Ok, that's the premise. We can of course immediately dismiss the blather from Microsoft representative Desler as just that - blather - and nothing more. It's propaganda, it's marketing, but it's not high on truth.

And even Cluley's comments are totally 'cluless'. Code Red was not about sysadmins ignoring warnings. True, these sysadmins are as lame as Microsoft is - they all work so wonderfully together as everyone has seen - but Code Red was about the fact, as Gartner points out, that even if you do not ignore the warnings, yea even if you verily specifically heed every last one, you will be left with no time to do your day job. There are tons of advisories to read and tons of fixes and patches to apply and install all the time - and new ones every frikkin week.

And Cluless Cluley is again misleading in claiming IIS is targeted because it is so popular. For IIS is not popular - it just gets the headlines because it's so pathetic and causes such tiresome disruptions of an otherwise smooth running Internet. Perhaps Cluless Cluley should pop on by Netcraft and see just what web server software is in fact running the Internet and with what percentage margins.
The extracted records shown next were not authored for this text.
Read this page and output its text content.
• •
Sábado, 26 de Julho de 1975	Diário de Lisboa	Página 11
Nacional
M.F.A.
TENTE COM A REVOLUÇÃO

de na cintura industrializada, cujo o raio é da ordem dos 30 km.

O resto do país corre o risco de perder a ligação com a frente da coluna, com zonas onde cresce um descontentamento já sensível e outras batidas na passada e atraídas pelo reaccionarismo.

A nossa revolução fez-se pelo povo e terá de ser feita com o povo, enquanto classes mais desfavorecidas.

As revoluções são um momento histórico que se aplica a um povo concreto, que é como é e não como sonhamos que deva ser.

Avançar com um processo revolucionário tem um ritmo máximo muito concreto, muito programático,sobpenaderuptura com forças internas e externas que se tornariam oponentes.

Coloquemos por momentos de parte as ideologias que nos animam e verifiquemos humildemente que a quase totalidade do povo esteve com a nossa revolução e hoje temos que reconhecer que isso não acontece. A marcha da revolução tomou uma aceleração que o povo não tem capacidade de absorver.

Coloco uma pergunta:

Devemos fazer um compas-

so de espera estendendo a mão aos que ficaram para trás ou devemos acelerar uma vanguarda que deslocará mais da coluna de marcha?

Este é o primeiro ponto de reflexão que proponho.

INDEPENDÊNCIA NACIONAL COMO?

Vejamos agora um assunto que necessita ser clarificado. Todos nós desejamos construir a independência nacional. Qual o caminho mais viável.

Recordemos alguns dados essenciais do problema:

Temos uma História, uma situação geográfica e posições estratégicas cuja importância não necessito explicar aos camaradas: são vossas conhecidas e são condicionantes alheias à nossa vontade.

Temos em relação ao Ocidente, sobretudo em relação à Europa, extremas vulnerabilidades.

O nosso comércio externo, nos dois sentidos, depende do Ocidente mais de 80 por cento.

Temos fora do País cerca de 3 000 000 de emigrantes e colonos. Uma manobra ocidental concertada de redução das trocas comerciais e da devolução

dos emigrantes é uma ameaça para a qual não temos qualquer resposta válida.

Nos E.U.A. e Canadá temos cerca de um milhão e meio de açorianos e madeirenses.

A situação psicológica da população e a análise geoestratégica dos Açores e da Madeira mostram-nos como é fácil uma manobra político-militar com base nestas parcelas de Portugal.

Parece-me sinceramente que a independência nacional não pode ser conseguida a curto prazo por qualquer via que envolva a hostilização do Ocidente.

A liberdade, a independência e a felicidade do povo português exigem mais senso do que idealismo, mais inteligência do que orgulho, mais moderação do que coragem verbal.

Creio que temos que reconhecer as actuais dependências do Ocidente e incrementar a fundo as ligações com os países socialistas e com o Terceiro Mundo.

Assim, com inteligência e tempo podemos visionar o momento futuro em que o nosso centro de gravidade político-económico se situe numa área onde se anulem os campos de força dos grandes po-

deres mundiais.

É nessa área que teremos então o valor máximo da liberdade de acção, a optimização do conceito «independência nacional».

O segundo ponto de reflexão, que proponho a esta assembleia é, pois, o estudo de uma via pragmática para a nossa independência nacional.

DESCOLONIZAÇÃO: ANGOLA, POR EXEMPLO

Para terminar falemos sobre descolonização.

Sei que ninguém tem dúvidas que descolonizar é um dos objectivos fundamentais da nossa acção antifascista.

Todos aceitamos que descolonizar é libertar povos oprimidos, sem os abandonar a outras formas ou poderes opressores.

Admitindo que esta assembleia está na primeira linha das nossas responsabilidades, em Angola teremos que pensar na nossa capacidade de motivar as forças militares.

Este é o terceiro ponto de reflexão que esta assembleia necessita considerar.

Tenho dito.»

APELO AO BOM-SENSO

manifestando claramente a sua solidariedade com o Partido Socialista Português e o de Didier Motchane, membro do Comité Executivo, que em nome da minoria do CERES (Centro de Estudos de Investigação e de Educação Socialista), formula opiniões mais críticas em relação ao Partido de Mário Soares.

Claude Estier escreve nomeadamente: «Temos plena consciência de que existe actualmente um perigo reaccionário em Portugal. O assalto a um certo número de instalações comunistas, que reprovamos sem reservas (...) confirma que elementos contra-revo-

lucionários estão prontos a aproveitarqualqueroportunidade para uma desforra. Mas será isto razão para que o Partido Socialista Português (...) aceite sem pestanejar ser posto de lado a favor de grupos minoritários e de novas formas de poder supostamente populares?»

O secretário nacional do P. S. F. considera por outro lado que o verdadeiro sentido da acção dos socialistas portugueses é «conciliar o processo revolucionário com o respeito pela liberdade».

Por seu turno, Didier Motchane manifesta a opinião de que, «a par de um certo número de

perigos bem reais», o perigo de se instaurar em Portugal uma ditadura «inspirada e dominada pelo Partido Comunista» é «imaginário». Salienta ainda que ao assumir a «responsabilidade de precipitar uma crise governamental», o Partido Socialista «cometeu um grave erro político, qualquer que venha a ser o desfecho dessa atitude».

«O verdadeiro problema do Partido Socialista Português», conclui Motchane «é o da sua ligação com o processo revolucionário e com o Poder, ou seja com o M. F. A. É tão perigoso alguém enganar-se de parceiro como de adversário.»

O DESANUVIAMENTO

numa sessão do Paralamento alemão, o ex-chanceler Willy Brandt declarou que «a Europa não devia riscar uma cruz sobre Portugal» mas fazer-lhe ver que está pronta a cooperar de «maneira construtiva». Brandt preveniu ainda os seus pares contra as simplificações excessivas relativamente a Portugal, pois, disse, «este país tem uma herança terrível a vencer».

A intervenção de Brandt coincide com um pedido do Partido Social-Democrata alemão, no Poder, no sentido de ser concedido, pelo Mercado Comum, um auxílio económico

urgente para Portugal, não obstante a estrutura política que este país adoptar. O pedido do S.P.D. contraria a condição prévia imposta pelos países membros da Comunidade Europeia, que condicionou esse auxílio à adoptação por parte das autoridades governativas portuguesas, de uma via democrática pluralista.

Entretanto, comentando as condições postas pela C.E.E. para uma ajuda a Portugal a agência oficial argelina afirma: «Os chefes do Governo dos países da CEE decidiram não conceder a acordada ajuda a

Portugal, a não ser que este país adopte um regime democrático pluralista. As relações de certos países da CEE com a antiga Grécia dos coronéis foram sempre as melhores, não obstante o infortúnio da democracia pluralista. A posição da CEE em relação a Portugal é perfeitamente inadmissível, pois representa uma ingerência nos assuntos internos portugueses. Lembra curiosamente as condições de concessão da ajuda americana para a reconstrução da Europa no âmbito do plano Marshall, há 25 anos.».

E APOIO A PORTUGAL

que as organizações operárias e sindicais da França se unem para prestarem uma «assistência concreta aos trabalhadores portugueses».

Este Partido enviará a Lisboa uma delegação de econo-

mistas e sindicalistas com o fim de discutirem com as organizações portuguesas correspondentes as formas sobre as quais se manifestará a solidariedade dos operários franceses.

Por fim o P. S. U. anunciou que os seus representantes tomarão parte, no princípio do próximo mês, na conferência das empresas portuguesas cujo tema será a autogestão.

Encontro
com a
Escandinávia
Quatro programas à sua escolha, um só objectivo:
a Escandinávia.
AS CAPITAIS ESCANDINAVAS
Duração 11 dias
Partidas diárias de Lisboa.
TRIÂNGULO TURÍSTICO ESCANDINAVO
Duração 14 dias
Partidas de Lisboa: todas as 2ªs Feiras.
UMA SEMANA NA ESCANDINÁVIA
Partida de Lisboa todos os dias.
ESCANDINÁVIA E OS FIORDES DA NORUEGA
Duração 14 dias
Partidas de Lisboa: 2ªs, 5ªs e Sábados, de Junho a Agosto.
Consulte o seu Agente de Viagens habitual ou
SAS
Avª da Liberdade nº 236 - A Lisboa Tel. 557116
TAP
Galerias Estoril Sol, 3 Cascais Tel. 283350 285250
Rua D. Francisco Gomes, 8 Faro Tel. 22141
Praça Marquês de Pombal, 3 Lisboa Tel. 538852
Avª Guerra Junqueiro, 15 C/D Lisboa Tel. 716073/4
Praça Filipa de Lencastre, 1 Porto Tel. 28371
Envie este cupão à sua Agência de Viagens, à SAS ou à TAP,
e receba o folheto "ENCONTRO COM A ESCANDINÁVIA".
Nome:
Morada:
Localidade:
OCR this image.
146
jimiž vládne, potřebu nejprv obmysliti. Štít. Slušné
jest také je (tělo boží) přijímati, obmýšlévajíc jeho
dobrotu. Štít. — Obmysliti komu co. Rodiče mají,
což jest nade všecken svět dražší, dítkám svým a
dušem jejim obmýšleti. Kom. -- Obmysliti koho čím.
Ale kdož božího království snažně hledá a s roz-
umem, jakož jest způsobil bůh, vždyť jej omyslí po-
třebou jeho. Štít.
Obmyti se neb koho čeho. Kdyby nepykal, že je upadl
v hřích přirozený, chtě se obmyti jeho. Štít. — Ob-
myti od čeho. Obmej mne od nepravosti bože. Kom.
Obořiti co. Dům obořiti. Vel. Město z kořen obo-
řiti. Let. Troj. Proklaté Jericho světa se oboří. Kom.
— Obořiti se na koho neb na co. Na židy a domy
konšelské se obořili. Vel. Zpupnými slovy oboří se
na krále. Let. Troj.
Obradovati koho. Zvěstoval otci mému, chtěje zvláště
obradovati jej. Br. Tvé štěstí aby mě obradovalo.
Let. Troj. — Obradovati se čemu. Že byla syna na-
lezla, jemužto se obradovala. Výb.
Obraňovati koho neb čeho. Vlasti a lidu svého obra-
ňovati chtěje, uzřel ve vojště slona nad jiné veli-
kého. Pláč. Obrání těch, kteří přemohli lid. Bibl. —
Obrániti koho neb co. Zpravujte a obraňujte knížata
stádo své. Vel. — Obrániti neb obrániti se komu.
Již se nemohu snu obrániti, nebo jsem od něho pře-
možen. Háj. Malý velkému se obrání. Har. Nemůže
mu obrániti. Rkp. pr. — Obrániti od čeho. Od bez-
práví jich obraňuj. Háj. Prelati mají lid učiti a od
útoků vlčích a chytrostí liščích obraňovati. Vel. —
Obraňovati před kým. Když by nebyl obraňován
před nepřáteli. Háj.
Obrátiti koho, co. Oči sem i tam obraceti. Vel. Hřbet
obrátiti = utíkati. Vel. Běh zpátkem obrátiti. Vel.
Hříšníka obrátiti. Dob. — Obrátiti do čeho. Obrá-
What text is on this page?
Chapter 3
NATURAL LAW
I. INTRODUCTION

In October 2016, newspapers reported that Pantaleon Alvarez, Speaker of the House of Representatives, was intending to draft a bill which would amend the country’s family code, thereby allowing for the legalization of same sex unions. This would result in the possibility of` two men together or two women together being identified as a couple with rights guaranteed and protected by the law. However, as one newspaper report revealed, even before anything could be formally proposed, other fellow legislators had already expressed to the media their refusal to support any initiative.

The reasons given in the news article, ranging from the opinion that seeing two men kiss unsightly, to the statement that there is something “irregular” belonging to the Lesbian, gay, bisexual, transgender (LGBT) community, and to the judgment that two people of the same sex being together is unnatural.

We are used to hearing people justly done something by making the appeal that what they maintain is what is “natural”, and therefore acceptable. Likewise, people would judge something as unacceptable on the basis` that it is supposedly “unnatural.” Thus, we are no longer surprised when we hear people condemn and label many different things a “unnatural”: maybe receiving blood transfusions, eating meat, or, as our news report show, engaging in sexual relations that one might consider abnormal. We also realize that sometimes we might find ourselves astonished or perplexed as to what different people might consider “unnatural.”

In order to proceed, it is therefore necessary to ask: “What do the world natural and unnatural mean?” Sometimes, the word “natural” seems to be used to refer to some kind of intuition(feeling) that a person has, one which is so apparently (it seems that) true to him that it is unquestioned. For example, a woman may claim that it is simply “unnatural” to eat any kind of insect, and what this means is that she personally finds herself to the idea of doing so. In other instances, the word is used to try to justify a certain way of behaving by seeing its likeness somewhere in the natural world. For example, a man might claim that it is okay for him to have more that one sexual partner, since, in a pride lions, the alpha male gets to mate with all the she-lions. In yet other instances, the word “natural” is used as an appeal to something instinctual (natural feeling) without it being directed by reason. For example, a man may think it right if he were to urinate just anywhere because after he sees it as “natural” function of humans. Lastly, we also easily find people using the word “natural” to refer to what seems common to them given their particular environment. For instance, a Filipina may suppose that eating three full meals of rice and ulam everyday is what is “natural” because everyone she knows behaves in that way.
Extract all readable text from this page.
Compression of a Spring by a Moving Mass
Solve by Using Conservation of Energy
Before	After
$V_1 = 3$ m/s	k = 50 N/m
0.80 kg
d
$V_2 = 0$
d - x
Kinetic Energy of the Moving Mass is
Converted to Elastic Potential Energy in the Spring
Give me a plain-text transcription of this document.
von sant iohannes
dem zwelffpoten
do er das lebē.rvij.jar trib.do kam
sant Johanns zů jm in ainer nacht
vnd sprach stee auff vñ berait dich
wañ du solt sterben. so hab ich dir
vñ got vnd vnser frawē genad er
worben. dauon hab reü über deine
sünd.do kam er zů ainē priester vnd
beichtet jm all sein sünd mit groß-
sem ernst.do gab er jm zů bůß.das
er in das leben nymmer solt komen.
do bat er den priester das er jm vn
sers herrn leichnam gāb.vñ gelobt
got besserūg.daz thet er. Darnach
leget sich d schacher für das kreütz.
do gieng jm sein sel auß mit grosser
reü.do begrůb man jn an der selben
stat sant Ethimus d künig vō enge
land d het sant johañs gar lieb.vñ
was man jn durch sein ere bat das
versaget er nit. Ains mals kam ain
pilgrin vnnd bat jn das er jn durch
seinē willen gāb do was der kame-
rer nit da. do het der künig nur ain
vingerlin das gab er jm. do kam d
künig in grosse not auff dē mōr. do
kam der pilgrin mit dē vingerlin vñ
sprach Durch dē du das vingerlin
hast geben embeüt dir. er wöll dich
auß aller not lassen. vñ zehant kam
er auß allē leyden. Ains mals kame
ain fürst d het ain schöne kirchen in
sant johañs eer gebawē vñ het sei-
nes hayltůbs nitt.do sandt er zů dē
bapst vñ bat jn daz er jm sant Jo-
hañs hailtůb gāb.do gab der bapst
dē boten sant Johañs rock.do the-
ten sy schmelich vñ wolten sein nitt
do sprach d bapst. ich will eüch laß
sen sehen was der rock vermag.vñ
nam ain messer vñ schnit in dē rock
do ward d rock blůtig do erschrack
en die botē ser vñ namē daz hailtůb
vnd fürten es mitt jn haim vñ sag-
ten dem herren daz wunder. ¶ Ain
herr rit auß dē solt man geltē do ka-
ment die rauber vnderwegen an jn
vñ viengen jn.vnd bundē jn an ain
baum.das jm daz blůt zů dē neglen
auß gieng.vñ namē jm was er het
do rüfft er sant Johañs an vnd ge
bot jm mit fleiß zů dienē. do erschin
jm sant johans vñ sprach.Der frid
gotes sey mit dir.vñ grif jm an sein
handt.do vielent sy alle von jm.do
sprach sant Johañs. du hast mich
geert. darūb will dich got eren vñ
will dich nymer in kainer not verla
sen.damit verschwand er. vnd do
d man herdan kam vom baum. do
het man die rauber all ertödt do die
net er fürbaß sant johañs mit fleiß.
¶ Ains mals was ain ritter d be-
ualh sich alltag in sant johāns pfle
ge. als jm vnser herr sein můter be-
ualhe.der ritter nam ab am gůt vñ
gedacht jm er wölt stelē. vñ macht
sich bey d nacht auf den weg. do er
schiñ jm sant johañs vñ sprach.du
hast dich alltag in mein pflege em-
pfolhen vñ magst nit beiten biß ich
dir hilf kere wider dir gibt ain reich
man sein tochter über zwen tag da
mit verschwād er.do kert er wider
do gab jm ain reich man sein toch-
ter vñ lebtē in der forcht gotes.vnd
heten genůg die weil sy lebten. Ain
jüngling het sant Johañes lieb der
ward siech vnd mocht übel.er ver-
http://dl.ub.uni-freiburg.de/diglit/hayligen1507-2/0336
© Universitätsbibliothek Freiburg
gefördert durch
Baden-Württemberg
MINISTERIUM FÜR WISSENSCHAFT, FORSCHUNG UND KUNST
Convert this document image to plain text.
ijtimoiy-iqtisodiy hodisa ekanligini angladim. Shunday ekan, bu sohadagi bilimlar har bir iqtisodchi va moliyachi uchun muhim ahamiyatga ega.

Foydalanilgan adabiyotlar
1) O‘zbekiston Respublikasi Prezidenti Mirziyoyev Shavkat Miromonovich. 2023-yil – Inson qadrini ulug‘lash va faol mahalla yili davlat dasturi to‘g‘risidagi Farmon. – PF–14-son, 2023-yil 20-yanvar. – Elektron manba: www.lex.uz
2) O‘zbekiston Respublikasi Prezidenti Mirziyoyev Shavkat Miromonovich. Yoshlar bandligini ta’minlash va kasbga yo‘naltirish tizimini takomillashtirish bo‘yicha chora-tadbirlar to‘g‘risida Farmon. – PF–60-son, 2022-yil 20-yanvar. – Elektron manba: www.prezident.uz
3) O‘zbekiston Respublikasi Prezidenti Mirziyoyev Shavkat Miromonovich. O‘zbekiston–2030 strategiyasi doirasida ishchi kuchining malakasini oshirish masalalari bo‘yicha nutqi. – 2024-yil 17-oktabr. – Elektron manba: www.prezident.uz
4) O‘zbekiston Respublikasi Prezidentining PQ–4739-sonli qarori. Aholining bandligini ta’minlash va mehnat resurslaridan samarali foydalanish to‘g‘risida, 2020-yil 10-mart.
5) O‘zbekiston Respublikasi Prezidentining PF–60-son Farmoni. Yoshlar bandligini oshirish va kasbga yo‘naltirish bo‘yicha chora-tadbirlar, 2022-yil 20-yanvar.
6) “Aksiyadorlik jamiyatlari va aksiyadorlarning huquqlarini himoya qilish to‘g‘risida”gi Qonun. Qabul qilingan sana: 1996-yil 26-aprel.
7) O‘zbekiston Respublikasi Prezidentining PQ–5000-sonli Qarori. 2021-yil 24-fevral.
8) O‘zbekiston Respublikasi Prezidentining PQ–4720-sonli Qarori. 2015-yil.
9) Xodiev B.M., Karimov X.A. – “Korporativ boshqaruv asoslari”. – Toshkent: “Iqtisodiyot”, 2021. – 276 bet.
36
Apache - and not IIS - runs the Internet and always has. Apache runs on over sixty percent of the Internet's web servers. Apache is bullet-proof. Apache is free. Ceteris paribus, if hackers want to maximize destruction they should choose Apache to attack, but they do not - they choose IIS, and the reason is way beyond obvious, and all the well paid blathermasters will never be able to change this fact. Ask any hacker you run into why Microsoft is always the target: 'It's like frikkin obvious man!'

Gartner's summary of the status of IIS is spot on - in fact it is even benevolent, for Gartner hold out a note of optimism for Microsoft's ability to someday somehow get their act together, a note which several US government agencies and at least one web site called radsoft.net cannot share.